Tirador (2007)
Tirador (Brillante Mendoza, 2007)
English Title: Slingshot
In Brillante Mendoza's Manoro (The Teacher, 2006), Jonalyn, a young Aeta girl attempts to teach her tribe to read and write so that they can vote during the upcoming elections. Along with her father, she traverses into the wilderness to look for her grandfather, the lone Aeta whom she needs to convince to be taught how to read and write. The grandfather only appears near the end of the film when Jonalyn, alone and defeated, sits by the voting precinct. Along with the wild boar which he caught while hunting for days in the wilderness, the two of them go back to camp to celebrate not the fact that almost the entire tribe has for the very first time voted, but the fact that they have food to eat and that they are alive. Manoro, for all its extraneous advertising of Jonalyn's heroic efforts to have her tribe take part in the Philippines' democratic process is actually about the insignificance of democracy. The film can be aptly summarized by the grandfather's parting words: "that doesn't make me less of a man," referring to his having failed to take part in the elections.
Tirador (Slingshot) is the urban equivalent of Manoro. While the two may have dissimilar milieus (the former is set in the filthy slums of Quiapo, Manila; while the latter, in the pristine forests of rural Pampanga), energies (the former relishes in its perpetual state of motion; the latter is far more relaxed), and predisposition (the former is bathed with gloom and cynicism, the latter is more hopeful), the two films nevertheless share the same lack of trust and apprehension for the Philippine political and democratic system.

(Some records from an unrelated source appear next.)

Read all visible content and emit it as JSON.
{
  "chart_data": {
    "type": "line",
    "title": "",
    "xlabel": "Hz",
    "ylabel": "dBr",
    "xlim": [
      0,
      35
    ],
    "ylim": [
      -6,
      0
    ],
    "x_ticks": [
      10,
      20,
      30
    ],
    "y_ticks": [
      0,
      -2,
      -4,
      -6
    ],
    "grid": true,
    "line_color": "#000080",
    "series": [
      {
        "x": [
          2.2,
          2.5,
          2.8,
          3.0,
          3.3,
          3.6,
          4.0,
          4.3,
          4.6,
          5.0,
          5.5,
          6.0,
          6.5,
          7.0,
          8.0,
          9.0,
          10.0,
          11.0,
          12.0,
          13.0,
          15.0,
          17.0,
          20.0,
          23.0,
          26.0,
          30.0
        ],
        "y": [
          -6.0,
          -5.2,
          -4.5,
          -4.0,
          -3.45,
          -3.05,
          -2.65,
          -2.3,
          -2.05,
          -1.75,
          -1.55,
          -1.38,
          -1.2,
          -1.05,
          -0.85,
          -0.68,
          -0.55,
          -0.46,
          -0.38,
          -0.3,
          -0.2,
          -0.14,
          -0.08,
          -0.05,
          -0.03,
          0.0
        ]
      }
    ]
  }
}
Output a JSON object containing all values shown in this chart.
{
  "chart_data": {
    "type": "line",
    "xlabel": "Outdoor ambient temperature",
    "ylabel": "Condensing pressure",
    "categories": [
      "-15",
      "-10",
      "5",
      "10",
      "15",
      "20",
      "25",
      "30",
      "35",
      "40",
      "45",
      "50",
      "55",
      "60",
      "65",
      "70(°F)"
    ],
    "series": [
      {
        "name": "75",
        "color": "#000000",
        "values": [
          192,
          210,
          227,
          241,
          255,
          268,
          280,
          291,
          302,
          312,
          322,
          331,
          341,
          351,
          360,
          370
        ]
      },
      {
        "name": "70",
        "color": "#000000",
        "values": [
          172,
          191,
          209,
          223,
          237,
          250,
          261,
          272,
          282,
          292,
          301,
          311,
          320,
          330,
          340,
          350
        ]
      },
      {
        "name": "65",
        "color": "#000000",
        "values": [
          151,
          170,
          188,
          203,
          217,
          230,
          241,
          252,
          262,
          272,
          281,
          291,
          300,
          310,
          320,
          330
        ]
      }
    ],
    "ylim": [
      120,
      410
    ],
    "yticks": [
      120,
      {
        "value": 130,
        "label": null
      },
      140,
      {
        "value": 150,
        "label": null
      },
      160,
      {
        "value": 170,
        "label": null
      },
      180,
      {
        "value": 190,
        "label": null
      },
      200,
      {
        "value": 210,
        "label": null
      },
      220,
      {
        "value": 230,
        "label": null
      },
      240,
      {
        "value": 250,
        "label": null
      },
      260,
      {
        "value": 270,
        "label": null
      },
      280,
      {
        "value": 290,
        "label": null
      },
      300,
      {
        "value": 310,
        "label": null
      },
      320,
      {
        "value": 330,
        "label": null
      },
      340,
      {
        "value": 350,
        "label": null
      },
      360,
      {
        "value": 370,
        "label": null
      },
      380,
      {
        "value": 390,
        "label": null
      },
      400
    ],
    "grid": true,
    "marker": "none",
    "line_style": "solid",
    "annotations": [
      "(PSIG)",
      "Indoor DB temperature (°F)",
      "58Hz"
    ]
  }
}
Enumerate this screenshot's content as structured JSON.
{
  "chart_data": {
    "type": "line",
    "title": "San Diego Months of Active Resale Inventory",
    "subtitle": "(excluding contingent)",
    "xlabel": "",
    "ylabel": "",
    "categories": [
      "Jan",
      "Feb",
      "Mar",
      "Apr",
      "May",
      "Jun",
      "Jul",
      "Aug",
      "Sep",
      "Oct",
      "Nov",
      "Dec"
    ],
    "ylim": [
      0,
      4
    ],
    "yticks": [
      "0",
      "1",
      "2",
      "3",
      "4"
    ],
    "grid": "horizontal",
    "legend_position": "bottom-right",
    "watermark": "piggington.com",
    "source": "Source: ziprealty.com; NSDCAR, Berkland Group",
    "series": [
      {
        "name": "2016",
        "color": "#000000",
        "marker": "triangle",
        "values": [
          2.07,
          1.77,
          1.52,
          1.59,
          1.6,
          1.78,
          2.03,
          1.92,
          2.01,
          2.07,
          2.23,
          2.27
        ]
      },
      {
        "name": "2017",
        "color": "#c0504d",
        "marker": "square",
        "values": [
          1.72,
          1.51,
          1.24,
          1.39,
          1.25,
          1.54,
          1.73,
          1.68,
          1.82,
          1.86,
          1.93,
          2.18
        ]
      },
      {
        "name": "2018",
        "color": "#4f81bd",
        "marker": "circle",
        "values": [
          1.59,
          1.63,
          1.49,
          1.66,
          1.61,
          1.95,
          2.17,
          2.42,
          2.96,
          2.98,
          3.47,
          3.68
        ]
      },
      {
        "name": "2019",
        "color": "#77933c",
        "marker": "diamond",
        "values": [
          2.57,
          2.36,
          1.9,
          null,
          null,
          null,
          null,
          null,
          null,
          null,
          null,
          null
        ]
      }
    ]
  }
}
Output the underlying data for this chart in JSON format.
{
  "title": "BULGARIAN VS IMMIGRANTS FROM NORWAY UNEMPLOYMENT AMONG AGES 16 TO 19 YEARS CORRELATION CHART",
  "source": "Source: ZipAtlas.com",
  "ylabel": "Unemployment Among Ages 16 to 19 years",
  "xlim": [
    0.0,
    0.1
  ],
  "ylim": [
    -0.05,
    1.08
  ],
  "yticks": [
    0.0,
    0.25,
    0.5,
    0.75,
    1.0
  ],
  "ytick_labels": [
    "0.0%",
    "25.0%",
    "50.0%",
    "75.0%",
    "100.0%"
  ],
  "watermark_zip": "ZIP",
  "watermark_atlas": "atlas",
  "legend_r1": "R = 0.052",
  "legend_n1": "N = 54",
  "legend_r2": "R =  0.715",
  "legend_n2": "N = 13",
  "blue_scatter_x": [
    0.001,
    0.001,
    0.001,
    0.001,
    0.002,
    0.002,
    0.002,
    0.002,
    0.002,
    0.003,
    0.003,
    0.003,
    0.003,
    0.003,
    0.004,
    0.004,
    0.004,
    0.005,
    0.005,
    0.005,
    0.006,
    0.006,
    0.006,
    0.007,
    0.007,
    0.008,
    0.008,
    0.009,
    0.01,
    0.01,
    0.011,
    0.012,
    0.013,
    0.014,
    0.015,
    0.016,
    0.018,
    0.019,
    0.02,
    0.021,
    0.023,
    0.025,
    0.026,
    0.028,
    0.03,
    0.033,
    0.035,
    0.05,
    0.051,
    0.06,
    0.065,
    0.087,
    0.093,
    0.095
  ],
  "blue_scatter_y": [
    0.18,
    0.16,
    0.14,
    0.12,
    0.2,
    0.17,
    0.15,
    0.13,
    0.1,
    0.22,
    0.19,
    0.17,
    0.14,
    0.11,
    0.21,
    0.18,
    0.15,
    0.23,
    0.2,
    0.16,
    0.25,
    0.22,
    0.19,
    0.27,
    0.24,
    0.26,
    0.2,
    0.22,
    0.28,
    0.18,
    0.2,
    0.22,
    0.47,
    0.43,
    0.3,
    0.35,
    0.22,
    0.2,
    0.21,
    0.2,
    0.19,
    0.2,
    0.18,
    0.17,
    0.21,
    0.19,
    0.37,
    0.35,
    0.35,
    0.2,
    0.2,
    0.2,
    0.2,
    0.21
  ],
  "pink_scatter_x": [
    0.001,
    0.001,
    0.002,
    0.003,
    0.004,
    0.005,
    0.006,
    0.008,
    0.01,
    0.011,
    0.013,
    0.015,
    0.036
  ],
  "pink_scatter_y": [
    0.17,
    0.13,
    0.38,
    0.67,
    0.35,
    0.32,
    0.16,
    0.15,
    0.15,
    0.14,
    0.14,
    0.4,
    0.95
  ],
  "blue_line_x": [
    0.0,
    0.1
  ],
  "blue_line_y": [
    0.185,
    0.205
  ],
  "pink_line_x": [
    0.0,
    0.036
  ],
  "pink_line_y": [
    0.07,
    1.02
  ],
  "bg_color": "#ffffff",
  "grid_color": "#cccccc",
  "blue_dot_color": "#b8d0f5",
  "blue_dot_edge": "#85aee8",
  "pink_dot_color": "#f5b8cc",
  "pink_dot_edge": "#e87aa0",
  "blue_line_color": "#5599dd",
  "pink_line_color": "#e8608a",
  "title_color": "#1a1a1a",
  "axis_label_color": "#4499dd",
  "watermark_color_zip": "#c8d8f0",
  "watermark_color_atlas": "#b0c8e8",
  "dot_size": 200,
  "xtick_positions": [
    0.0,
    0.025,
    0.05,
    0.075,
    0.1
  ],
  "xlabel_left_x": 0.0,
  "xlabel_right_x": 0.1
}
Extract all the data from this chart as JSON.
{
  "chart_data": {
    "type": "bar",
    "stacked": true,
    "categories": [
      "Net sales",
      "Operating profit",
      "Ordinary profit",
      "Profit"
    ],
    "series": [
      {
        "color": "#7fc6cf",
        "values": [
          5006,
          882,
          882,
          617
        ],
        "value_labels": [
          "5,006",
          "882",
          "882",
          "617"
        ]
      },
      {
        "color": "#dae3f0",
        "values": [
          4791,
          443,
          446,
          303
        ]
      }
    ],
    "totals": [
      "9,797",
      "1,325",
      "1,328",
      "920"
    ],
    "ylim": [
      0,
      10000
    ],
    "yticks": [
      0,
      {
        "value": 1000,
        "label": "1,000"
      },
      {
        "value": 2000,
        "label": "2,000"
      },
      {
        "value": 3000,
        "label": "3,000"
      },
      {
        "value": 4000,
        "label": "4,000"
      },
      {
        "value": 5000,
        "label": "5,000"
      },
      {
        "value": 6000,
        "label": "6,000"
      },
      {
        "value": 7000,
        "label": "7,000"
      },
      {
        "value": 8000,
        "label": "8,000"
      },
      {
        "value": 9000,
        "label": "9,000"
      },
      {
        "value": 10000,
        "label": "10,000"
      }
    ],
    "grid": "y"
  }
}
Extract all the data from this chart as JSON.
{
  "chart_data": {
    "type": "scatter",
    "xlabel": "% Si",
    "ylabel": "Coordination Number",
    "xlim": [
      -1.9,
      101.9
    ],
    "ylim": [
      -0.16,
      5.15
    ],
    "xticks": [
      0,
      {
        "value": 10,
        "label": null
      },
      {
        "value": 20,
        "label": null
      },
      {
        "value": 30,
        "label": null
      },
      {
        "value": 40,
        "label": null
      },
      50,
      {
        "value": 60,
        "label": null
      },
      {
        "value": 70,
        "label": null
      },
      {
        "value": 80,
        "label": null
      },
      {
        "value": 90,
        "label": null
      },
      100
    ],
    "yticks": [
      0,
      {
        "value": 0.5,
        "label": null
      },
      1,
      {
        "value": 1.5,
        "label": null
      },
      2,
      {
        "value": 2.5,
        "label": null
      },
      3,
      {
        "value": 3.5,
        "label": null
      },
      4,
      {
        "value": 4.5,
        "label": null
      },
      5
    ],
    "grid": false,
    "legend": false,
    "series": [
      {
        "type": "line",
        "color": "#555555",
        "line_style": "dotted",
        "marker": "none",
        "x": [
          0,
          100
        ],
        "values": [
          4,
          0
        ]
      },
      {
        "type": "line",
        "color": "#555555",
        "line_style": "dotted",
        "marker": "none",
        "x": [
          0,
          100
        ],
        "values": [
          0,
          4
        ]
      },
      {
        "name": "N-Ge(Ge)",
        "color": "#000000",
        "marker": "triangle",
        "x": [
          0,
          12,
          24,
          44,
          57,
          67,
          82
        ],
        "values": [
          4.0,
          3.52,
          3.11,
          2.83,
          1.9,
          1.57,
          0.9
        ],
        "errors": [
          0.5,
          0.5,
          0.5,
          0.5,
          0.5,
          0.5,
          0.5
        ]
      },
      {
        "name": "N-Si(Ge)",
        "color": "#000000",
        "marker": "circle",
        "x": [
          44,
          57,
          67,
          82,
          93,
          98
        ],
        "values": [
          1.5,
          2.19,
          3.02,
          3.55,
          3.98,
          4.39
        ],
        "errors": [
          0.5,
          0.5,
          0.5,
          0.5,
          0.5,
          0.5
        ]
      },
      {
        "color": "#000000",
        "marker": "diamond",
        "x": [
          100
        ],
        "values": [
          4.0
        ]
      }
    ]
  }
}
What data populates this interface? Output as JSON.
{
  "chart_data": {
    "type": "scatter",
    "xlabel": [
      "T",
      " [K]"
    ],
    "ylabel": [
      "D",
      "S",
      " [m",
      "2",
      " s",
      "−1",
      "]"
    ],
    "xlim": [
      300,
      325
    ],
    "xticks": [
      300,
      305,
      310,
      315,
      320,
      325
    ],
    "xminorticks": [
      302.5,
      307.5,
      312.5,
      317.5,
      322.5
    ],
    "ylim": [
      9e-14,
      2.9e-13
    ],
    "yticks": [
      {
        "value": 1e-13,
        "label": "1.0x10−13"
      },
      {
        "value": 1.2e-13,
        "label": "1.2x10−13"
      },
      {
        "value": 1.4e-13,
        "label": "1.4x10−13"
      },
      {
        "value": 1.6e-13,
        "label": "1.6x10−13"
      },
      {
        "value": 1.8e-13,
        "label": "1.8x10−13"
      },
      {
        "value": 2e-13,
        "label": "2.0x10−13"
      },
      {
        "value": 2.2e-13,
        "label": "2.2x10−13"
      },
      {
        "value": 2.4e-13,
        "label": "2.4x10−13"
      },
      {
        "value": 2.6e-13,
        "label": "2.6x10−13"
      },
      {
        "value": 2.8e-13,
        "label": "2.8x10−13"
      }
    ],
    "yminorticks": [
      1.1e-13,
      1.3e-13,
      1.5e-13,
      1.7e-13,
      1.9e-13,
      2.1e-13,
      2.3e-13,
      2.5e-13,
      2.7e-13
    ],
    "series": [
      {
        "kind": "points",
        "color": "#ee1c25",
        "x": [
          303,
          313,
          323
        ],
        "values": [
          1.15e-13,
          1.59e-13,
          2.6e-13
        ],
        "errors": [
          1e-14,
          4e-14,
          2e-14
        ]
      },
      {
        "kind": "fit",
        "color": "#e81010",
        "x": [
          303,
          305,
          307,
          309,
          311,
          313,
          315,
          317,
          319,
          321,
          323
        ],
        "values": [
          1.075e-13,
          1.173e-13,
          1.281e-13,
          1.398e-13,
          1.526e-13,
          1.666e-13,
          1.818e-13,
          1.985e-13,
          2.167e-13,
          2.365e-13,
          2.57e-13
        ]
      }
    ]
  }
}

Tirador opens during the dead hours of the night, where couples are noisily fucking each other with only plywood walls separating their moans from the cries of the neighbors' startled baby, junkies are taking crystal meth out in the open, and hustlers are busy servicing their clients. A man walks around the slums to warn the dwellers about the impending arrival of the cops, causing the crooks on the run to scramble towards convenient hiding places, which include filthy canals and narrow alleyways. Once the cops arrive, the film starts to burst with energy, with the camera rapidly capturing every sensational bit of action as each resident is persuaded, threatened, pushed and forced to be lined up in the basketball court for proper identification, and eventual imprisonment. The following morning, the men are freed by a political candidate, hoping that his gift of temporary freedom will be remembered by the crooks and their families once the day of elections arrives.
Tirador continues on that note of despondence. Survival, the film's vocabulary which is unfortunately limited to words that connote pessimism, is devoid of any of the euphemism humanity has attributed to it, but primarily exists in its most basic, most animalistic sense. Men prey on men, comrades cheat on fellow comrades, and virtues like honor, respect, and honesty become misplaced in a community where the nagging urge to just last another day reigns supreme. The film bounces from one resident's petty crime to another, usually examined with the intricacy, frankness and vigor of an enterprising documentarian. Much has been written about Mendoza's visual style, frenzied yet voyeuristic and observant (the last two descriptions basically differentiate Mendoza's camera work with Paul Greengrass' famed visual incomprehensions). The camera never allows itself to rest as it eternally races along with its several dangerous subjects to what feels like grating repetition.
The result of Mendoza's virtuosity with the handheld camera and the seemingly endless narrative may feel tedious, most especially because the film seems to be perpetually bathing in a formidable atmosphere of danger, depression, and grimness. It is precisely because of this intended inhumanity that the film manages to accurately approximate this soulless and heartless dimension of humanity, arguably endemic in a nation wherein democracy, religion and extreme poverty miraculously coexists.
Tirador concludes with a prayer rally which is graced by several politicians who have prepared speeches about their virtues and their promises for change for the thousands of devotees, all of whom are potential voters. Among the devotees are Mendoza's subject slum dwellers, complete with candles and authentic looks of pious hope. Before the credits roll, the camera catches something that is both startling yet unsurprising: one of the slum dwellers' hand reaches down the pockets of an unsuspecting victim. There is no change, there probably will never be change. In the midst of the heights of democratic and religious exercise, nothing can ever qualm the alarming need to for food, for sex, and for a brand new set of dentures.